PDF extraction using Regex exp

Hi Community,

I have a pdf document image below.

Trying to extract fields
OMKUMAR TOLANI, DOC.NO, Policy / Cert. No. ,Being policy premium, VALUE ADDED TAX 5%, TOTAL

Please help me with this.

Thanks,
Praveena.

@praveena.nadi

Try sharing the text file so that it would be easy for writing Regex expressions.

Regards,

Hi @praveena.nadi
Can you Provide pdf if possible

Thanks

@Parvathy

Here is the text file for your reference, thanks.

Hello Praveena,

–Install PDF Activities

  1. Use Read PDF activity
  2. Use Regex to extract the info

Hi @praveena.nadi

Try using the below expressions

Omkumar Tolani ------------ (?<=\n)[A-Z]+\s*[A-Z]+(?=\s*[A-Z]+.[A-Z]+\s*: )

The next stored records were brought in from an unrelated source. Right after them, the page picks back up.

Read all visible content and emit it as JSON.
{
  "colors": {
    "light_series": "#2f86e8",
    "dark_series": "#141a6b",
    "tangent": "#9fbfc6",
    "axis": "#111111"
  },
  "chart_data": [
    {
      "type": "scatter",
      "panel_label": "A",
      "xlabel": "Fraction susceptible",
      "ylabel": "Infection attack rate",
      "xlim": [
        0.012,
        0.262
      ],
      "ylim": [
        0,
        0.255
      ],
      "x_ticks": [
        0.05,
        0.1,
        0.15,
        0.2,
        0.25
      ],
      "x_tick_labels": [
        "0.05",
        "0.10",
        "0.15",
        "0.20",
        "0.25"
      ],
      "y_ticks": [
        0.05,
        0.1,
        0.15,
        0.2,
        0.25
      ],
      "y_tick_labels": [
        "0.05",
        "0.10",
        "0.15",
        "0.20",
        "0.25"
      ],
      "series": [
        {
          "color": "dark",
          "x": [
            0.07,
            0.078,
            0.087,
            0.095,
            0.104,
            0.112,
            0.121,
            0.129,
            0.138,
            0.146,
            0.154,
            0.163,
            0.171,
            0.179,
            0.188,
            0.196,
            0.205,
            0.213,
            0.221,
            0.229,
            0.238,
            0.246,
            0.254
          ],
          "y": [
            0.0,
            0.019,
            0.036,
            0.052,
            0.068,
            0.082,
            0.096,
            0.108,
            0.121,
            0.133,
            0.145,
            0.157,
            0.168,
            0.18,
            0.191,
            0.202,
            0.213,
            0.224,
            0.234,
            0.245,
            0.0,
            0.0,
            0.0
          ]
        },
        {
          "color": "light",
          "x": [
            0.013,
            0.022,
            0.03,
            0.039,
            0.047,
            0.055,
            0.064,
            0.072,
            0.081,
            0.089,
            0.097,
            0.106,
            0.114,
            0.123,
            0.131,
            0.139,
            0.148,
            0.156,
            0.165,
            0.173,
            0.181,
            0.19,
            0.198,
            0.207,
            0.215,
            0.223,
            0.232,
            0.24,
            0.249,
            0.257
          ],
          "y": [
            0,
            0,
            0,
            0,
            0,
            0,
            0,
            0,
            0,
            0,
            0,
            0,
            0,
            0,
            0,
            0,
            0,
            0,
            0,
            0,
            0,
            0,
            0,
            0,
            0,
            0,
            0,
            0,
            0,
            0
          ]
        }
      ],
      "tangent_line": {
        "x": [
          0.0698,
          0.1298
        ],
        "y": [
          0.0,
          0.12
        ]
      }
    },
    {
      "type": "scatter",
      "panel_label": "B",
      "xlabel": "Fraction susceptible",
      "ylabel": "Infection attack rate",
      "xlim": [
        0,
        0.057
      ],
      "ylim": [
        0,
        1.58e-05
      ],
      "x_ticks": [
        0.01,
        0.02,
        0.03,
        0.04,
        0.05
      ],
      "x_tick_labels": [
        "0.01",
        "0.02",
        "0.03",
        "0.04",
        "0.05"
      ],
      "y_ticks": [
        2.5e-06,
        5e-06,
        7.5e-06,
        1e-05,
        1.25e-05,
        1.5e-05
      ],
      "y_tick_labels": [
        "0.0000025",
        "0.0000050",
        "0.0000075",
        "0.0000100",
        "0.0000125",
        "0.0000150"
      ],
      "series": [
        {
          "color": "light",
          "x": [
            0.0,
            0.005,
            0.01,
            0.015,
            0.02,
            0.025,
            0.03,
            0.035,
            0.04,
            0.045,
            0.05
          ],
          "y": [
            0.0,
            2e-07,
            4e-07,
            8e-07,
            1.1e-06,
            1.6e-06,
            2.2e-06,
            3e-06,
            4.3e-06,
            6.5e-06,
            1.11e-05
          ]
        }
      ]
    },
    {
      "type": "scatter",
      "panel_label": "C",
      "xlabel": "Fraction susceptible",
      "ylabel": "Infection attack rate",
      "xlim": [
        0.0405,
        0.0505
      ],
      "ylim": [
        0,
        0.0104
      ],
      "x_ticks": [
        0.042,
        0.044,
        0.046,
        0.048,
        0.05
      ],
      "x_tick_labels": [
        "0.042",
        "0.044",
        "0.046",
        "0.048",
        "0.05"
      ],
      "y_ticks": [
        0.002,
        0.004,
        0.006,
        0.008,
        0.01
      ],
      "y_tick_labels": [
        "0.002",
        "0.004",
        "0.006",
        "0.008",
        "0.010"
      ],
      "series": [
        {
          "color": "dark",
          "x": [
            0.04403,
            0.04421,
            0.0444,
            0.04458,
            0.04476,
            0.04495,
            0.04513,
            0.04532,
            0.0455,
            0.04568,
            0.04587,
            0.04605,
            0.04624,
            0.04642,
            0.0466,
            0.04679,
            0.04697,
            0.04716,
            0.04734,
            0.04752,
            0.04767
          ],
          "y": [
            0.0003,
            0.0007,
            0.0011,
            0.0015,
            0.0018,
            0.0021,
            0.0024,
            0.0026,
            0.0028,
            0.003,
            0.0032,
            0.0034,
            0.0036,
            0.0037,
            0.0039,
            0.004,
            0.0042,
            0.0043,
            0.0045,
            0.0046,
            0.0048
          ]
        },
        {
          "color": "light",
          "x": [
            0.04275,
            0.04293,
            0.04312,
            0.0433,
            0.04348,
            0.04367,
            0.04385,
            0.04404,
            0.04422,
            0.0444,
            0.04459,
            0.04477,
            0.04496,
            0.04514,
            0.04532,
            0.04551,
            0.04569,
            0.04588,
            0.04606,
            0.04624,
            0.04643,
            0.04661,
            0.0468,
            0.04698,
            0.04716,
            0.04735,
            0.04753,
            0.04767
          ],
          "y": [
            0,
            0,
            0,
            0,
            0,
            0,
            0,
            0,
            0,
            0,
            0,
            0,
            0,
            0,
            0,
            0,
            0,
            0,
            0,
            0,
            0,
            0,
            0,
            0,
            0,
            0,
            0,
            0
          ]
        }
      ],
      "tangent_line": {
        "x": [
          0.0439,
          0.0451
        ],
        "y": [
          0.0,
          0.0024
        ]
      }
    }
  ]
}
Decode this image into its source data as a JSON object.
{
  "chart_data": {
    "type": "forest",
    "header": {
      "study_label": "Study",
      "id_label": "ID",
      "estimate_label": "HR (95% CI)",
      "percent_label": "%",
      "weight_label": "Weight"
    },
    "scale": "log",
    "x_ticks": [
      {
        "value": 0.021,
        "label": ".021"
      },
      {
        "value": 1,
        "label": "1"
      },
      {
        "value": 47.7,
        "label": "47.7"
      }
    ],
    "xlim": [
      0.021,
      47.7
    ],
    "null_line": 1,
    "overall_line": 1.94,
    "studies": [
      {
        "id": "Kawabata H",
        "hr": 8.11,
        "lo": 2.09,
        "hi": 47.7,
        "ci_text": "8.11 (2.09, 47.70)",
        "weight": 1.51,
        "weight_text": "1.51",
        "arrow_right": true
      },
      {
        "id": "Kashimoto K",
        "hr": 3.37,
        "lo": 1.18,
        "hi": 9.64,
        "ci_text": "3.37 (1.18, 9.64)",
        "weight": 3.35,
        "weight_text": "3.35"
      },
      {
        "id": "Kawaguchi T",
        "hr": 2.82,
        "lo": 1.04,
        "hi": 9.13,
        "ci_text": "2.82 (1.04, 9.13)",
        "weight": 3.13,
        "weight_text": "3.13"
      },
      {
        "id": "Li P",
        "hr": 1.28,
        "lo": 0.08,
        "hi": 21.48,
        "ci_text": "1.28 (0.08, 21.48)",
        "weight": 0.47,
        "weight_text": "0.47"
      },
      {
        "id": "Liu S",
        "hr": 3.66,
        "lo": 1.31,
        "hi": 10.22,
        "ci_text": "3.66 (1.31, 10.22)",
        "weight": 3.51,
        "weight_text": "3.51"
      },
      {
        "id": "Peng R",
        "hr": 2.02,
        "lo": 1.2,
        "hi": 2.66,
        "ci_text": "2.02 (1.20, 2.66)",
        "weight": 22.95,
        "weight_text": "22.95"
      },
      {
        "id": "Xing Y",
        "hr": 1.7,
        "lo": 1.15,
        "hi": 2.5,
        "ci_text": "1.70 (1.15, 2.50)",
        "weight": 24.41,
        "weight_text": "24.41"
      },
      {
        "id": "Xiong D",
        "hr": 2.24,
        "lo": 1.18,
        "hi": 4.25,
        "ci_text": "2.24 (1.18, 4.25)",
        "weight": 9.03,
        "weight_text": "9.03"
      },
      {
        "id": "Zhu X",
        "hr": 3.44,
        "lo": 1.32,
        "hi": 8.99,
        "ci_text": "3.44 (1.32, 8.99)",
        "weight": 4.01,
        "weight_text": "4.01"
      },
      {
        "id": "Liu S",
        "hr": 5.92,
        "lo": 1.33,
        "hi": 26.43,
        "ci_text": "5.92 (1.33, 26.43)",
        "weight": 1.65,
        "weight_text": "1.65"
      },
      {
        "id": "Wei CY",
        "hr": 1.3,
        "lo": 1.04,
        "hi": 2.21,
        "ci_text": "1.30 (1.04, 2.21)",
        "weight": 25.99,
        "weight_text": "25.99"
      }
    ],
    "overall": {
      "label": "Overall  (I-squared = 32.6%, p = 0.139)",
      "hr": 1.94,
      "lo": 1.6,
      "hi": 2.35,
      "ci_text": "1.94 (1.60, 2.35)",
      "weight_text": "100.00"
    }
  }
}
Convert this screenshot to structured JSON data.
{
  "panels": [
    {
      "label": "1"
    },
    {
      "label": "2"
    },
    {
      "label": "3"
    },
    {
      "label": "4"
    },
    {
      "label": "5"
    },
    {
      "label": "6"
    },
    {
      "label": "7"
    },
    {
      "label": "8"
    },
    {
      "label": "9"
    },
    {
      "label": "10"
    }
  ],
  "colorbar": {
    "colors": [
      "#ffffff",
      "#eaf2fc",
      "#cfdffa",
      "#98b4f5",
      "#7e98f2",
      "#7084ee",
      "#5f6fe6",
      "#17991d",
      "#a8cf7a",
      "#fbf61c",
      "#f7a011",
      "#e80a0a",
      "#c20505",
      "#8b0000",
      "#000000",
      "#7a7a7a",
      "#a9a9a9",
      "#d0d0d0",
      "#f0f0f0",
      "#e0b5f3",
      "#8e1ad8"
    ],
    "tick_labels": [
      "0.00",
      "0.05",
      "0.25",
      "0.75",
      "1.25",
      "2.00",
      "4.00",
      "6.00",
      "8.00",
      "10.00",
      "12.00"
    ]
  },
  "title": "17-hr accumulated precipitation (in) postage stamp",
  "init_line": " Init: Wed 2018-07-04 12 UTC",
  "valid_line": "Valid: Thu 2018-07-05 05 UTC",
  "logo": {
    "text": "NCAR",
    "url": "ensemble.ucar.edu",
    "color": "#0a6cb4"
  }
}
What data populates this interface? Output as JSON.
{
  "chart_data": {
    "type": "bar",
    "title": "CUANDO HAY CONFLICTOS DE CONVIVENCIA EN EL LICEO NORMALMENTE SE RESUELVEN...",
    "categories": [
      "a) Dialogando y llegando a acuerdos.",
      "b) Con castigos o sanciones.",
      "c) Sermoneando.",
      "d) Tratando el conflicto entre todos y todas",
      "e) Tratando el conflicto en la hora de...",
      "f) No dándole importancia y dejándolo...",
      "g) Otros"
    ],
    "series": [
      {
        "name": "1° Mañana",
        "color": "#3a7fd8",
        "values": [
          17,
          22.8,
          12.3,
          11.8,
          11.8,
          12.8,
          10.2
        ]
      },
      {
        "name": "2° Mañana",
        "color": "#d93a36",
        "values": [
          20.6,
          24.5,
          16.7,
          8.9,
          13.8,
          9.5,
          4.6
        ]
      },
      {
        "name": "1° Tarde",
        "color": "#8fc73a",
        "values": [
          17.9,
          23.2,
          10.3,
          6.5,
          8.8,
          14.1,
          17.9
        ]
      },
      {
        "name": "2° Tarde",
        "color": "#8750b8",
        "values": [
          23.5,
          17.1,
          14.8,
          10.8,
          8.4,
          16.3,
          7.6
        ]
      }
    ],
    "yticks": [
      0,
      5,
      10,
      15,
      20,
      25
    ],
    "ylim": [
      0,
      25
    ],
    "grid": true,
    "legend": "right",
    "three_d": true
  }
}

DOC.No ----------------- (?<=[A-Z]+.?[A-Z]+\s*:\s*)[A-Z]+\d+-?\d+(?=\s*[A-Z]+[a-z]+\s*: )

Policy/Cert No ----------------------- (?<=[A-Z]+[a-z]+.\s*:\s*)[A-Z]+-\d+-?\d+-?\d+-?\d+(?=\s*[A-Z]+\s*[A-Z]+)

Being Policy Premium ----------------------------- (?<=[A-Z]+-\s*)\d+,?\d+.?\d+(?=\s)

Tax -------------------------- (?<=TAX\s*)\d+%?(?=\s*\d+.?\d+)

Total ----------------------------- (?<=[A-Z]+\s*)\d+,\s*\d+.?\d+()

Hope all the works!!

Regards

1 Like

@vrdabberu

Thank you very much, I will try above and get back to you.

@praveena.nadi

If you find the correct solution for your query please, mark it as solution to close the loop

Regards

Hi,

except first one, nothing is working out.
please check once,
thanks

@Parvathy @pravallikapaluri

I have added pdf text file

can you try making regex expressions and share it with me

thanks

Hi @praveena.nadi

Please remove the ignore case in the properties panel for matches activity and give a try. I am able to extract all values.

@praveena.nadi

Try the above regex expressions in either UiPath Studio or else RegExr website.

@praveena.nadi

Did it worked?

@vrdabberu

Yes all expressions are working well with UiPath studio.

thank you.

@praveena.nadi

Thank You

@vrdabberu

Hi, I have other 2 pdf files where I have to extract same fields but these regex expressions are not working with them.
I have attached pdf text files for other two as well, Please check

Thank you

@praveena.nadi

All the expreesions are working fine except 3 so I have given the new regex expression for those

Name ------------------------

(?<=[A-Z]+\s[A-Z]+[a-z]*\s?[A-Z]+[a-z]*\.?\s*[A-Z]+[a-z]*\-?\s+)\d+,?\d+.?\d+(?=\s)

Being Policy Premium -------------------------

(?<=TAX INVOICE\s+).*(?=\s+DOC)

DOC.No ---------------------------------------

(?<=[A-Z]+.?[A-Z]+\s*:\s*)[A-Z]+\d+-?\d+(?=\s+[A-Z]+[a-z]*\s*[A-Z]*[a-z]*\s*: )

Hope it works !!

@vrdabberu

Ill check and let you know
Thank you

@vrdabberu

You are awesome
its working for all the 3pdf files, will let you know If i get more files to be tested.
thank you very much for your help.

Regards,
praveena.

@praveena.nadi

Thank You

Happy Automation!!

1 Like